Ritual pemotongan rambut gimbal merupakan acara ruwatan untuk Anak Gimbal atau Anak Gembel, sebutan untuk anak-anak yang memiliki rambut gimbal di Dieng. Menurut cerita yang beredar di masyarakat Dieng, Anak Gimbal merupakan keturunan dari leluhur Dieng dan merupakan anugerah.
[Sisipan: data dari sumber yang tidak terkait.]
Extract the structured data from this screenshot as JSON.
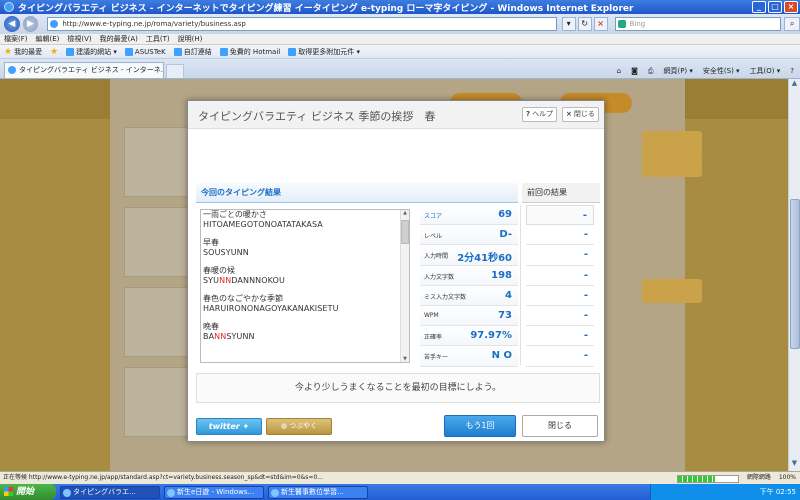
{
  "window": {
    "title": "タイピングバラエティ ビジネス - インターネットでタイピング練習 イータイピング e-typing ローマ字タイピング - Windows Internet Explorer"
  },
  "address": {
    "url": "http://www.e-typing.ne.jp/roma/variety/business.asp",
    "search_placeholder": "Bing"
  },
  "menu": [
    "檔案(F)",
    "編輯(E)",
    "檢視(V)",
    "我的最愛(A)",
    "工具(T)",
    "說明(H)"
  ],
  "favorites": {
    "label": "我的最愛",
    "items": [
      "建議的網站 ▾",
      "ASUSTeK",
      "自訂連結",
      "免費的 Hotmail",
      "取得更多附加元件 ▾"
    ]
  },
  "tab": {
    "label": "タイピングバラエティ ビジネス - インターネ..."
  },
  "commands": [
    "網頁(P) ▾",
    "安全性(S) ▾",
    "工具(O) ▾",
    "?"
  ],
  "modal": {
    "title": "タイピングバラエティ ビジネス 季節の挨拶　春",
    "help_label": "ヘルプ",
    "close_label": "閉じる",
    "results_header": "今回のタイピング結果",
    "previous_header": "前回の結果",
    "words": [
      {
        "jp": "一雨ごとの暖かさ",
        "ro": [
          {
            "t": "HITOAMEGOTONOATATAKASA",
            "m": false
          }
        ]
      },
      {
        "jp": "早春",
        "ro": [
          {
            "t": "SOUSYUNN",
            "m": false
          }
        ]
      },
      {
        "jp": "春暖の候",
        "ro": [
          {
            "t": "SYU",
            "m": false
          },
          {
            "t": "NN",
            "m": true
          },
          {
            "t": "DANNNOKOU",
            "m": false
          }
        ]
      },
      {
        "jp": "春色のなごやかな季節",
        "ro": [
          {
            "t": "HARUIRONONAGOYAKANAKISETU",
            "m": false
          }
        ]
      },
      {
        "jp": "晩春",
        "ro": [
          {
            "t": "BA",
            "m": false
          },
          {
            "t": "NN",
            "m": true
          },
          {
            "t": "SYUNN",
            "m": false
          }
        ]
      }
    ],
    "stats": [
      {
        "label": "スコア",
        "value": "69",
        "prev": "-"
      },
      {
        "label": "レベル",
        "value": "D-",
        "prev": "-"
      },
      {
        "label": "入力時間",
        "value": "2分41秒60",
        "prev": "-"
      },
      {
        "label": "入力文字数",
        "value": "198",
        "prev": "-"
      },
      {
        "label": "ミス入力文字数",
        "value": "4",
        "prev": "-"
      },
      {
        "label": "WPM",
        "value": "73",
        "prev": "-"
      },
      {
        "label": "正確率",
        "value": "97.97%",
        "prev": "-"
      },
      {
        "label": "苦手キー",
        "value": "N O",
        "prev": "-"
      }
    ],
    "message": "今より少しうまくなることを最初の目標にしよう。",
    "twitter_label": "twitter",
    "tsubuyaku_label": "つぶやく",
    "retry_label": "もう1回",
    "close_button": "閉じる"
  },
  "statusbar": {
    "text": "正在等候 http://www.e-typing.ne.jp/app/standard.asp?ct=variety.business.season_sp&dt=std&im=0&s=0...",
    "zone": "網際網路",
    "zoom": "100%",
    "progress": 0.62
  },
  "taskbar": {
    "start": "開始",
    "tasks": [
      "タイピングバラエ...",
      "新生e日遊 - Windows...",
      "新生醫事數位學習..."
    ],
    "clock": "下午 02:55"
  },
  "colors": {
    "accent": "#1a6ec4",
    "miss": "#e02828",
    "retry": "#1c7fcf"
  }
}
Rambut gimbal ini memang muncul pada anak-anak dari keturunan dataran tinggi Dieng. Kemunculan rambut gimbal ini cukup misterius, karena muncul secara tiba-tiba setelah sebelumnya sang anak mengalami panas tinggi. Padahal saat lahir mereka tidak berambut gimbal.
Rambut ini konon tak bisa dipotong dengan sembarang. Sang anak pemilik rambut gimbal harus memiliki keinginan untuk memotong rambutnya. Selain itu, permintaan sang anak harus dipenuhi orang tuanya saat pemotongan rambut. Permintaan mereka bisa bermacam-macam dan unik, ada yang minta baju dengan motif spesifik, kalung emas, sepeda, sampai domba. Katanya, kalau sang anak tidak berkenan atau hal yang mereka pinta tidak dipenuhi, maka rambut gimbal yang sudah dipotong akan tumbuh kembali.
Dieng sudah padat oleh manusia-manusia yang penasaran dengan ritual ini. Saya salah satu diantaranya. Menjelang siang arak-arakan atau kirab yang membawa Anak Gimbal berjalan menuju Candi Arjuna. Diiringi beberapa permainan alat musik dan barongsai kirab, mulai memasuki candi.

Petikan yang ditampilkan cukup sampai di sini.